Zoran R. Tulum

Personal information
- Born: 1956 (age 69–70) Belgrade, Yugoslavia (now Serbia)
- Education: University of Belgrade
- Years active: 1970s–present
- Other interests: Architechure
- Website: zetafencing.com

Sport
- Sport: Fencing
- Now coaching: Nick Bravin; Eli Dershwitz;

= Zoran Tulum =

Yugoslavian-American fencer and coach

Zoran R. Tulum is a fencer and fencing coach.

He began fencing at age 9. At age 19, he won the junior national championships in Yugoslavia in épée, foil, and sabre. He received a degree in architecture from the University of Belgrade. He worked as a product designer on weekdays and coached fencing at night and on weekends.

He was assistant fencing coach at Harvard University from 1985 to 1987 and coach at Stanford University 1987–1998. He is now head fencing coach of his own studio, Zeta Fencing in Ashland, Massachusetts and a saber coach for the U.S. Olympic Team.

He coached Nick Bravin who competed in the 1992 and 1996 Olympics.

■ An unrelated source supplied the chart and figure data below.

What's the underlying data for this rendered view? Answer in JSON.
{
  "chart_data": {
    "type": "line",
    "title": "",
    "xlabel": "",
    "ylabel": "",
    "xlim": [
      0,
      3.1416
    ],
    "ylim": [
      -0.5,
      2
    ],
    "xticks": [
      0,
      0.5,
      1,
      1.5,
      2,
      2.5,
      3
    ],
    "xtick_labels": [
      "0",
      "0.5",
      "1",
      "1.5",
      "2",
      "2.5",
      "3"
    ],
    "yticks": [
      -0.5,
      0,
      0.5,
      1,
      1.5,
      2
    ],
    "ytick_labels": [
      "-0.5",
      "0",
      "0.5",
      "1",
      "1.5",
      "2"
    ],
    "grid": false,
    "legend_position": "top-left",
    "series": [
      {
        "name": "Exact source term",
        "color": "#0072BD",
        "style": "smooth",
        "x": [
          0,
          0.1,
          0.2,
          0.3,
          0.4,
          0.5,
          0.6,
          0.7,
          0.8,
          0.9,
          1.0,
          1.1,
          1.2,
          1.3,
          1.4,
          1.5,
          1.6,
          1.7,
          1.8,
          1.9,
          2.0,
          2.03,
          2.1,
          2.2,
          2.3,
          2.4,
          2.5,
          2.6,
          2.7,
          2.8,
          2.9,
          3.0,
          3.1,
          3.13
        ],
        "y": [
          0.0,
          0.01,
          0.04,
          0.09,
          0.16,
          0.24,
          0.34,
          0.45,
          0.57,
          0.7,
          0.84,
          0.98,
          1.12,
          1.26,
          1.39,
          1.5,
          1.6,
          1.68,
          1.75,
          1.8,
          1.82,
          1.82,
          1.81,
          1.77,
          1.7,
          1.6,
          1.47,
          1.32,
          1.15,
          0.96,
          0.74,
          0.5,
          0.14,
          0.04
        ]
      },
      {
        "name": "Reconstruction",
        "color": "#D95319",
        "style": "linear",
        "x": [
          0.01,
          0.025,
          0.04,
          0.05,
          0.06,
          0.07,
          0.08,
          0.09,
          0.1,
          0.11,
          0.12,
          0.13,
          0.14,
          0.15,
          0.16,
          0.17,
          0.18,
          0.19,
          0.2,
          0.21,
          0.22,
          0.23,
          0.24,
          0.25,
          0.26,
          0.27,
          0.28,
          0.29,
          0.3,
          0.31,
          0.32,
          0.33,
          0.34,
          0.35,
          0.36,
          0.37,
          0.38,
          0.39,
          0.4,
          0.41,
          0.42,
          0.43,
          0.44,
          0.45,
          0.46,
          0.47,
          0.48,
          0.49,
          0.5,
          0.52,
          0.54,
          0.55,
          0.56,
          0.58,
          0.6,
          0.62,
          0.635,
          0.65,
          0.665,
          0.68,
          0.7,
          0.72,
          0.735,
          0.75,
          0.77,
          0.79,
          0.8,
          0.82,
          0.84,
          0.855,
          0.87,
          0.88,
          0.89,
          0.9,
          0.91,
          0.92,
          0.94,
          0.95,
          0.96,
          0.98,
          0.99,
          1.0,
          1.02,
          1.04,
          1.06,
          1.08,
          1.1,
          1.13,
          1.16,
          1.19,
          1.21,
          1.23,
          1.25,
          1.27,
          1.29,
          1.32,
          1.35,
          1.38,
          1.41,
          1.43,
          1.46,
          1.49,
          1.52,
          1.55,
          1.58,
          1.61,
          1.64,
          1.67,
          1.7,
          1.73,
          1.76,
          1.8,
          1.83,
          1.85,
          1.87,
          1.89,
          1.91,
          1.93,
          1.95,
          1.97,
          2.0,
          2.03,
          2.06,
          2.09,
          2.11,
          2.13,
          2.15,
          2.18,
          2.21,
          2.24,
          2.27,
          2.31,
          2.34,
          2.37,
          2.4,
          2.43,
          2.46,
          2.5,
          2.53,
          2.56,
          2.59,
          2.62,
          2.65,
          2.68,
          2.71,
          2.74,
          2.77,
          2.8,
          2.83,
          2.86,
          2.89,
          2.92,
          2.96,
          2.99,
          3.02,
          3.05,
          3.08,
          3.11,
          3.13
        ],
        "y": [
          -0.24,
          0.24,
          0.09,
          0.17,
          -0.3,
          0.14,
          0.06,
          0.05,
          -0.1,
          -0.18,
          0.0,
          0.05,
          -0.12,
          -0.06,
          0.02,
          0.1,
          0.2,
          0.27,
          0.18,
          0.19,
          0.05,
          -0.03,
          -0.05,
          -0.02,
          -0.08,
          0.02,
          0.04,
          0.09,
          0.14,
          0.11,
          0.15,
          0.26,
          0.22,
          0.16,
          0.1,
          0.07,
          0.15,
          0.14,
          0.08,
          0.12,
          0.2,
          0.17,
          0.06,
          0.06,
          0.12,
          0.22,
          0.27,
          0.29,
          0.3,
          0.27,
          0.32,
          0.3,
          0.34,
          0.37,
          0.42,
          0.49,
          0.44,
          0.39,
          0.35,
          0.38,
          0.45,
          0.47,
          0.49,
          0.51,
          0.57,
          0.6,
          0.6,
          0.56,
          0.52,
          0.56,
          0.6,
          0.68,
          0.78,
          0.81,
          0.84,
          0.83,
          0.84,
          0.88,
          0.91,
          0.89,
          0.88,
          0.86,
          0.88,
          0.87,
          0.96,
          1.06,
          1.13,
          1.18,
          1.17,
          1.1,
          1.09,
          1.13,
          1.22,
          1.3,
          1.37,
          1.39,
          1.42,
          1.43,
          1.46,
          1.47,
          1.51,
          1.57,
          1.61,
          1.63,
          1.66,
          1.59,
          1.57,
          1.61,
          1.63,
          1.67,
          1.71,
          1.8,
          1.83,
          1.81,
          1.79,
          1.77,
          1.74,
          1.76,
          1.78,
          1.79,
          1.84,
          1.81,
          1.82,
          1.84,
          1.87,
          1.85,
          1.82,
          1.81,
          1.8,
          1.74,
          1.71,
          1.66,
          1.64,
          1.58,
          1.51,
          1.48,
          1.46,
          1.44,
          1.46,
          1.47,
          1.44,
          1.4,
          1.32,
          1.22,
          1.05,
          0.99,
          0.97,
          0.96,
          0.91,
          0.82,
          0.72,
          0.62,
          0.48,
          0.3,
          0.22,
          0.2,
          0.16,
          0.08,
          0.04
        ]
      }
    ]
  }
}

In 2013, three of his students were selected for the 18-member US National Junior Fencing Team. One of them, Eli Dershwitz, became the youngest-ever national champion in sabre, and went on to win gold medals in the Junior World Championship (2015) and twice in the Pan American Championships (2014 and 2015). In 2014, USA Fencing appointed him head coach of the U.S. Men's Saber Team. Zeta Fencing, was ranked number one of the USFA Clubs at Cadet & Junior World Championships, Tashkent, Uzbekistan, in 2015 with members of the club contributing 192.25 points to the US score.